Democrats can be expected to stress some of the economic measures as the session wraps up.
“In these final hours of the session, the mantra should continue to be jobs, jobs, jobs,” said Nancy DiNardo, the Democratic state chairwoman.
The Senate today also is expected to pass a final budget implementation bill.
The House agenda could include final passage of a bill decriminalizing possession of small amounts of marijuana, a bill that passed the Senate on Saturday after Lt. Gov. Nancy Wyman, the presiding officer, cast her first tie-breaking vote.
Passage of a medical marijuana bill was unlikely.
At the end of every session, power shifts to the Republican minority in each chamber as the GOP has the ability to kill legislation with lengthy debates or parliamentary manevers.
Malloy and the legislature got an early review today of how they addressed the budget.

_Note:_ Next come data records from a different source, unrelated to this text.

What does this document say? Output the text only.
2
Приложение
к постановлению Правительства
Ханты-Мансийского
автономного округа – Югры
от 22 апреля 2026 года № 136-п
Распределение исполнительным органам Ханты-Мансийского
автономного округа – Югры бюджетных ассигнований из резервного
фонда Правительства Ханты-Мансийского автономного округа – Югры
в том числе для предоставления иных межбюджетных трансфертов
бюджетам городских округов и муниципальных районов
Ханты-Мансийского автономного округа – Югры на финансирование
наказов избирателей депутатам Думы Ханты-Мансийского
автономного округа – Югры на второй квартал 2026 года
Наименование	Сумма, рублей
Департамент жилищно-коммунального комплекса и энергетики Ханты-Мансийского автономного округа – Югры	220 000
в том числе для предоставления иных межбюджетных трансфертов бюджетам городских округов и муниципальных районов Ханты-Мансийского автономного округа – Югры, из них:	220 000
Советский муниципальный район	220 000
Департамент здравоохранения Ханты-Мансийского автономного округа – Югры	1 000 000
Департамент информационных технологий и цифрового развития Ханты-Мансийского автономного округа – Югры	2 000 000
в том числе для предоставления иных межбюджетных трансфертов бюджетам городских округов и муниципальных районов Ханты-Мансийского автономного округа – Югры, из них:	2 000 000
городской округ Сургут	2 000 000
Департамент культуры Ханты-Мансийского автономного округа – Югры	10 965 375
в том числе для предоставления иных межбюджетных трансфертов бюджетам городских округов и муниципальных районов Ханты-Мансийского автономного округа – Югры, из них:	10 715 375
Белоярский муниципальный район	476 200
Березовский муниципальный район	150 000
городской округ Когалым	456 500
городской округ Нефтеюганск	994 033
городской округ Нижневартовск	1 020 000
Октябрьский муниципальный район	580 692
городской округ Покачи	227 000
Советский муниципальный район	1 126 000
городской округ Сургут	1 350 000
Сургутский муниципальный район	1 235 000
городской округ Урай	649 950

“I rate it an A,” said James Finley, executive director of the Connecticut Conference of Municipalities.
The state budget approved by legislators earlier this month maintains the amount provided for town and education aid.
But even with an A grade for the budget, Finley said cities and towns still are nervous about the coming days: Unfunded mandates, such as a requirement passed in the Senate that police videotape all interrogations, remain a concern.
Jacqueline Rabe contributed to this report.